Simple mathematics of reproduction wipe this out in about two hundred years, if not less, when the children are so widely scattered and the line so diluted that... forget it. Even with some branches dying off on the spot, forget it. Never mind that; find me an unbroken succession anywhere in the real world that's that long, and doesn't skip off into cousins technically related on the wrong side at least once.

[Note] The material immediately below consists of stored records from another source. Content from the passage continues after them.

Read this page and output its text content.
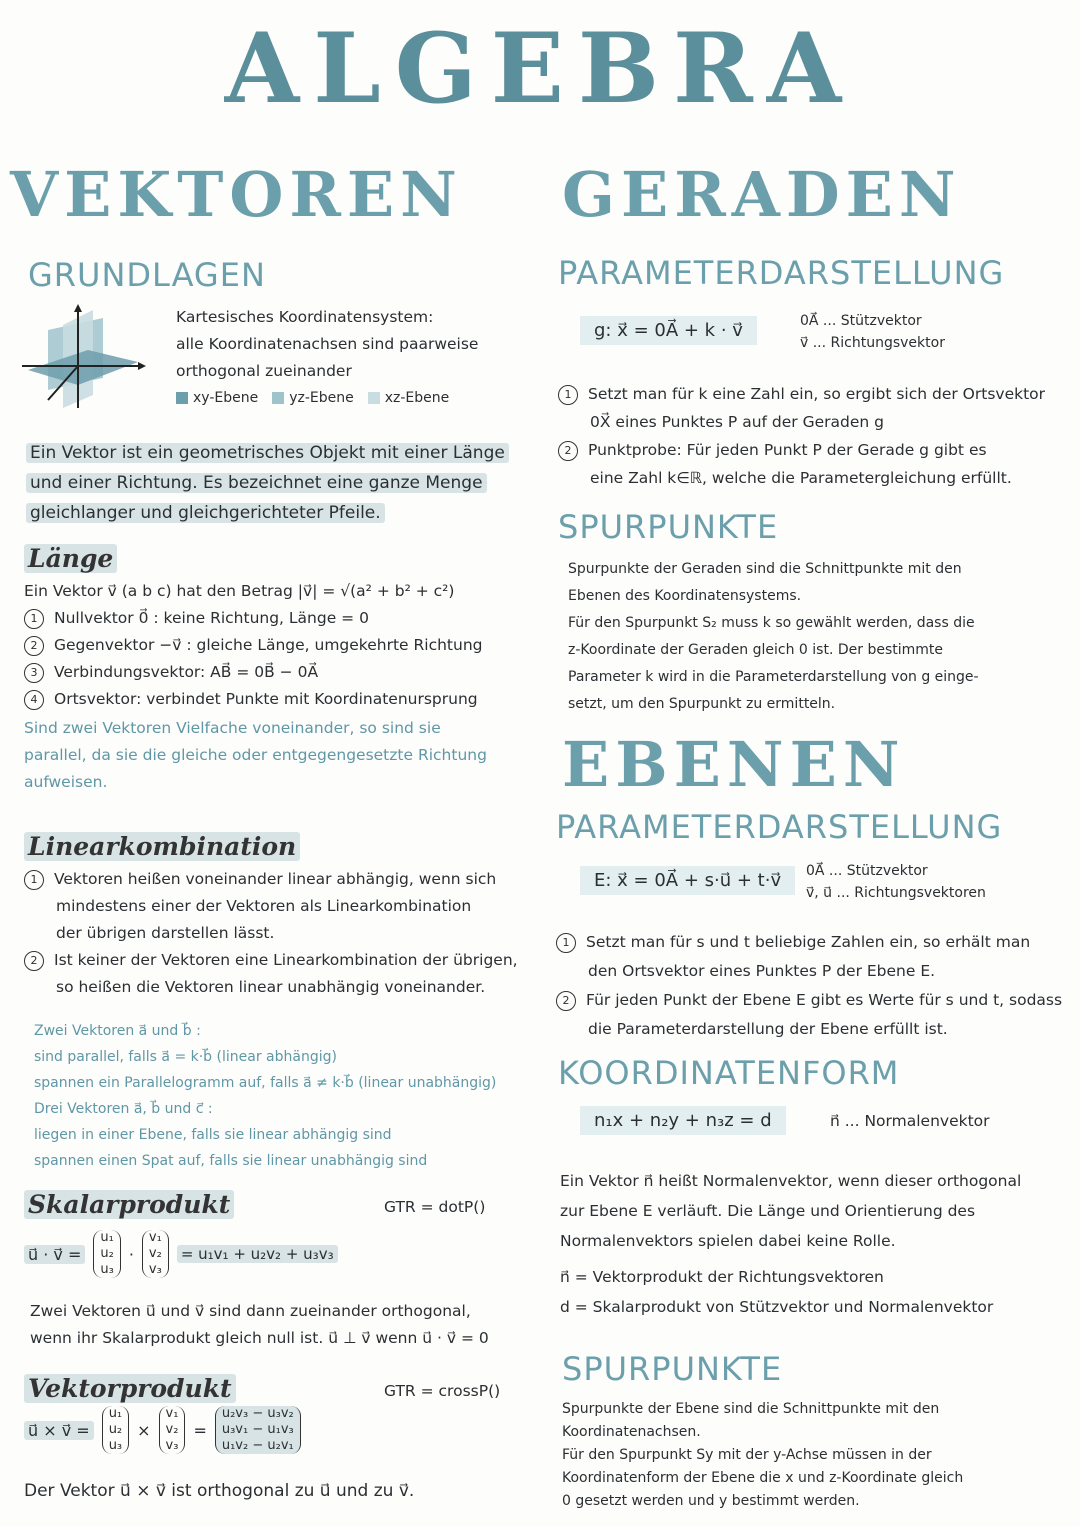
ALGEBRA
VEKTOREN
GRUNDLAGEN
Kartesisches Koordinatensystem:
alle Koordinatenachsen sind paarweise
orthogonal zueinander
xy-Ebene	yz-Ebene	xz-Ebene
Ein Vektor ist ein geometrisches Objekt mit einer Länge
und einer Richtung. Es bezeichnet eine ganze Menge
gleichlanger und gleichgerichteter Pfeile.
Länge
Ein Vektor v⃗ (a b c) hat den Betrag |v⃗| = √(a² + b² + c²)
1 Nullvektor 0⃗ : keine Richtung, Länge = 0
2 Gegenvektor −v⃗ : gleiche Länge, umgekehrte Richtung
3 Verbindungsvektor: AB⃗ = 0B⃗ − 0A⃗
4 Ortsvektor: verbindet Punkte mit Koordinatenursprung
Sind zwei Vektoren Vielfache voneinander, so sind sie
parallel, da sie die gleiche oder entgegengesetzte Richtung
aufweisen.
Linearkombination
1 Vektoren heißen voneinander linear abhängig, wenn sich
mindestens einer der Vektoren als Linearkombination
der übrigen darstellen lässt.
2 Ist keiner der Vektoren eine Linearkombination der übrigen,
so heißen die Vektoren linear unabhängig voneinander.
Zwei Vektoren a⃗ und b⃗ :
sind parallel, falls a⃗ = k·b⃗ (linear abhängig)
spannen ein Parallelogramm auf, falls a⃗ ≠ k·b⃗ (linear unabhängig)
Drei Vektoren a⃗, b⃗ und c⃗ :
liegen in einer Ebene, falls sie linear abhängig sind
spannen einen Spat auf, falls sie linear unabhängig sind
Skalarprodukt	GTR = dotP()
u⃗ · v⃗ =
u₁
u₂
u₃
·
v₁
v₂
v₃
= u₁v₁ + u₂v₂ + u₃v₃
Zwei Vektoren u⃗ und v⃗ sind dann zueinander orthogonal,
wenn ihr Skalarprodukt gleich null ist. u⃗ ⊥ v⃗ wenn u⃗ · v⃗ = 0
Vektorprodukt	GTR = crossP()
u⃗ × v⃗ =
u₁
u₂
u₃
×
v₁
v₂
v₃
=
u₂v₃ − u₃v₂
u₃v₁ − u₁v₃
u₁v₂ − u₂v₁
Der Vektor u⃗ × v⃗ ist orthogonal zu u⃗ und zu v⃗.
GERADEN
PARAMETERDARSTELLUNG
g: x⃗ = 0A⃗ + k · v⃗	0A⃗ ... Stützvektor
v⃗ ... Richtungsvektor
1 Setzt man für k eine Zahl ein, so ergibt sich der Ortsvektor
0X⃗ eines Punktes P auf der Geraden g
2 Punktprobe: Für jeden Punkt P der Gerade g gibt es
eine Zahl k∈ℝ, welche die Parametergleichung erfüllt.
SPURPUNKTE
Spurpunkte der Geraden sind die Schnittpunkte mit den
Ebenen des Koordinatensystems.
Für den Spurpunkt S₂ muss k so gewählt werden, dass die
z-Koordinate der Geraden gleich 0 ist. Der bestimmte
Parameter k wird in die Parameterdarstellung von g einge-
setzt, um den Spurpunkt zu ermitteln.
EBENEN
PARAMETERDARSTELLUNG
E: x⃗ = 0A⃗ + s·u⃗ + t·v⃗	0A⃗ ... Stützvektor
v⃗, u⃗ ... Richtungsvektoren
1 Setzt man für s und t beliebige Zahlen ein, so erhält man
den Ortsvektor eines Punktes P der Ebene E.
2 Für jeden Punkt der Ebene E gibt es Werte für s und t, sodass
die Parameterdarstellung der Ebene erfüllt ist.
KOORDINATENFORM
n₁x + n₂y + n₃z = d	n⃗ ... Normalenvektor
Ein Vektor n⃗ heißt Normalenvektor, wenn dieser orthogonal
zur Ebene E verläuft. Die Länge und Orientierung des
Normalenvektors spielen dabei keine Rolle.
n⃗ = Vektorprodukt der Richtungsvektoren
d = Skalarprodukt von Stützvektor und Normalenvektor
SPURPUNKTE
Spurpunkte der Ebene sind die Schnittpunkte mit den
Koordinatenachsen.
Für den Spurpunkt Sy mit der y-Achse müssen in der
Koordinatenform der Ebene die x und z-Koordinate gleich
0 gesetzt werden und y bestimmt werden.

I know the Tudors tried to do it, but... well, anything that linked them to Arthur and Brut was a blatant *fabrication*. Even the attempt to link to Cadwallader, who at least can be documented as existing, is pretty much bunk and even they seemed to know it, if not publicly.
The only place I have a noble mention a direct descent from a God (accurately), she does so in passing, with near indifference; half the noble families in the country, and two surrounding countries, can claim the same bloodline to the same degree via the same daughter of the god, and most people gripe about the matrilineal descent anyhow.
This is not apropos of any immediately current reading.
______________________________________
Random observation:
In language debates lately, there's been some discussion of using "shot" for arrows, because of its gun associations. Loose is more medieval, I concede, and I can read that without blinking because it's what we use in winter shoot, but I've never blinked at shot.
I just saw it -- twice, I think, but I'd have to double-check -- in sixteenth century poetry, in references to Cupid/Love. Not medieval, but I don't think it's yet a borrowing from guns.
____________________
*Actually a shameless blurring of two folk songs, one of which, I Will Put My Ship In Order, doesn't have a ghost but should, and one I don't have a version of but sounds like just the ticket.